Hawass plays a crucial role in drawing awareness about Egyptian archaeology around the world as well as focusing on the current situation in Egypt.

“I lecture everywhere (about archaeology)” he said. “Two to three thousand people attend each of my lectures. So I take advantage of to tell people everywhere that Egypt is safe and that Egypt is run by a president whom we have chosen. I am trying to change the perception about Egypt.”

As part of his efforts to promote Egypt and Egyptian culture, Hawass recently visited Japan.
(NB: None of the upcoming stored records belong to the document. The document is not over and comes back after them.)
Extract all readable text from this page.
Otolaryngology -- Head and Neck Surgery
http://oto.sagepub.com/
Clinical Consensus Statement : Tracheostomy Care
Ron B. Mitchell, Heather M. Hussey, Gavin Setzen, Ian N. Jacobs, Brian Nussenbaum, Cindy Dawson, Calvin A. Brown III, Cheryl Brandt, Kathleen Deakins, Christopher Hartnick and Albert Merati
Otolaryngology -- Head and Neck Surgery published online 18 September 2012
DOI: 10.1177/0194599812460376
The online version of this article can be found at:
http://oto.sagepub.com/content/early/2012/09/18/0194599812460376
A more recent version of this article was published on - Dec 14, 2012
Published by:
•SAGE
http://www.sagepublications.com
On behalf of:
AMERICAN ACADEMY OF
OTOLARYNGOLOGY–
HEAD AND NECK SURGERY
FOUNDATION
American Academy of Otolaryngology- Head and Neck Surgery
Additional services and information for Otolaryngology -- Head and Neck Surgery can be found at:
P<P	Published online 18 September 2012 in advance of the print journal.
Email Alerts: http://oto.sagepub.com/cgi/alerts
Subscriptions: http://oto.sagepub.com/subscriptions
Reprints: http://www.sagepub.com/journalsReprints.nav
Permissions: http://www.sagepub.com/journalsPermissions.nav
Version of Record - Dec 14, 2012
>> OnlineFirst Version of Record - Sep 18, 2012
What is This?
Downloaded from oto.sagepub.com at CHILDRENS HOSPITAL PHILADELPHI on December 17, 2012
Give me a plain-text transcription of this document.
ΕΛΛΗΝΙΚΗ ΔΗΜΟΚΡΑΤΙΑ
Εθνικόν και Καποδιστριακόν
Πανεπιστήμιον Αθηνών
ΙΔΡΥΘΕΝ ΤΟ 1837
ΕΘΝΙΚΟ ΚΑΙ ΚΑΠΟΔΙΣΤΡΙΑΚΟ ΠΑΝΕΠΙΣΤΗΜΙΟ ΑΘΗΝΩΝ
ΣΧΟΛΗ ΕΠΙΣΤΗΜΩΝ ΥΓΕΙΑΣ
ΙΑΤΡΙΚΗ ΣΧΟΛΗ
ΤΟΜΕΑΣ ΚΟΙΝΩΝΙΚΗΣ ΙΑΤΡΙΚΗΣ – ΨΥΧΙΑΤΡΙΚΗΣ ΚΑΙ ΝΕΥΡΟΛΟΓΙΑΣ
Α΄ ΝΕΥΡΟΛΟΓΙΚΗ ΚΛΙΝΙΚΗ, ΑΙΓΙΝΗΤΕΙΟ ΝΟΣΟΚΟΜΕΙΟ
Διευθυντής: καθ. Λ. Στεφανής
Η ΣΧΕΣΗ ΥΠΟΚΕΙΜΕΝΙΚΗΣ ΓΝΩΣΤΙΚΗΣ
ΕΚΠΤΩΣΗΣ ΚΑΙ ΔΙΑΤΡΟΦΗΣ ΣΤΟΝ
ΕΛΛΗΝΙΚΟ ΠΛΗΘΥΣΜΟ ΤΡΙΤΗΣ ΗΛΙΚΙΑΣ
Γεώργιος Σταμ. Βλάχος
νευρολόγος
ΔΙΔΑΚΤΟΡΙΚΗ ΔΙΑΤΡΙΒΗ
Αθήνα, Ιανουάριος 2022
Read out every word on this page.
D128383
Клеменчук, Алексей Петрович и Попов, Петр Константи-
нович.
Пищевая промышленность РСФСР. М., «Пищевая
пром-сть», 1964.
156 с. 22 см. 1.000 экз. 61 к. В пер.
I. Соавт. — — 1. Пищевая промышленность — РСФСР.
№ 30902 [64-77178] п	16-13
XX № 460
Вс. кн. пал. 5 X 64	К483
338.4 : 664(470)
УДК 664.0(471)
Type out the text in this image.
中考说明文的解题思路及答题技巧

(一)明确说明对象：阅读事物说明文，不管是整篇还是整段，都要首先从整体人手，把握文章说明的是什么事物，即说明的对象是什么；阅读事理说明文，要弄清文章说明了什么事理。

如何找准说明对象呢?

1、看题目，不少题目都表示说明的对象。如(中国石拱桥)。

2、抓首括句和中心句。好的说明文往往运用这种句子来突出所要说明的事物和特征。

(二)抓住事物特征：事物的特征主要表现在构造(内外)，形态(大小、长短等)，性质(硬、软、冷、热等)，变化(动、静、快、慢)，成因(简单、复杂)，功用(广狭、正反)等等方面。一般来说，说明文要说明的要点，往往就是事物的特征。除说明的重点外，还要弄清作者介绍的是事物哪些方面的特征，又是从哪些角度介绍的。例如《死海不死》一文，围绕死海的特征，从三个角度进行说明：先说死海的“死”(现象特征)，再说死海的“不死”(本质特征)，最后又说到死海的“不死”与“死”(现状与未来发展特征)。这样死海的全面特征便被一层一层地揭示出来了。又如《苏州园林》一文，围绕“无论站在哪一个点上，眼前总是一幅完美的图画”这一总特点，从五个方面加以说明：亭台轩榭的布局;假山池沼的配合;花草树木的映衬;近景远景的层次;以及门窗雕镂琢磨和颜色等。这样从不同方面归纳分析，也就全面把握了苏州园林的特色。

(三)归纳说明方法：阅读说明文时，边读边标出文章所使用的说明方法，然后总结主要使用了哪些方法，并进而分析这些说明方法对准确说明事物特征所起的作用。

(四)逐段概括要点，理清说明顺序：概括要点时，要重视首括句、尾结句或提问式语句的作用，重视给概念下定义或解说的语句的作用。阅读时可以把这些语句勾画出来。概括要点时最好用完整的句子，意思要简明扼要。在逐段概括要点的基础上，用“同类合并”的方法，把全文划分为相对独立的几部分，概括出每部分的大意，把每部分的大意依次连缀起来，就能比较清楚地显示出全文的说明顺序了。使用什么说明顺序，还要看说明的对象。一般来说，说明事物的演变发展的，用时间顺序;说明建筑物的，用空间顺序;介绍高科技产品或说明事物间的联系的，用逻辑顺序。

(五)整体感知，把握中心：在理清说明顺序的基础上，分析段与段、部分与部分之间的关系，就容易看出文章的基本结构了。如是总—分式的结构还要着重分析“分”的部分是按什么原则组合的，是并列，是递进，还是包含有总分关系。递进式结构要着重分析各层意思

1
“They (the Japanese) love archaeology. I would never have expected to be famous in Japan, but as a result of their love of Egyptian archaeology, they know me,” Hawass explained.

This is but a speck in the eventful career Hawass has led — which all started by accident.

“As a child I wanted to become a lawyer, so I enrolled in law school at 16 but realized that it wasn’t something I could do. So I left law and decided to study literature. There they told me about a new section called archaeology,” Hawass said.

After graduating Hawass went to work for the government, which he dreaded, until his first project came along. Workers came across a statue hidden inside a coffin which he had to clean. During the process he found his passion for archaeology. He went on to pursue his graduate studies on the subject.

“I went from failure to success thanks to one thing: Passion. When a person is passionate about something, he excels in it.”

Hawass did not point out his most successful or most preferred moment in his career, so full his life has been of memorable events.

“You cannot prefer one of your children over another. They’re all in my heart, all of the discoveries I have made.”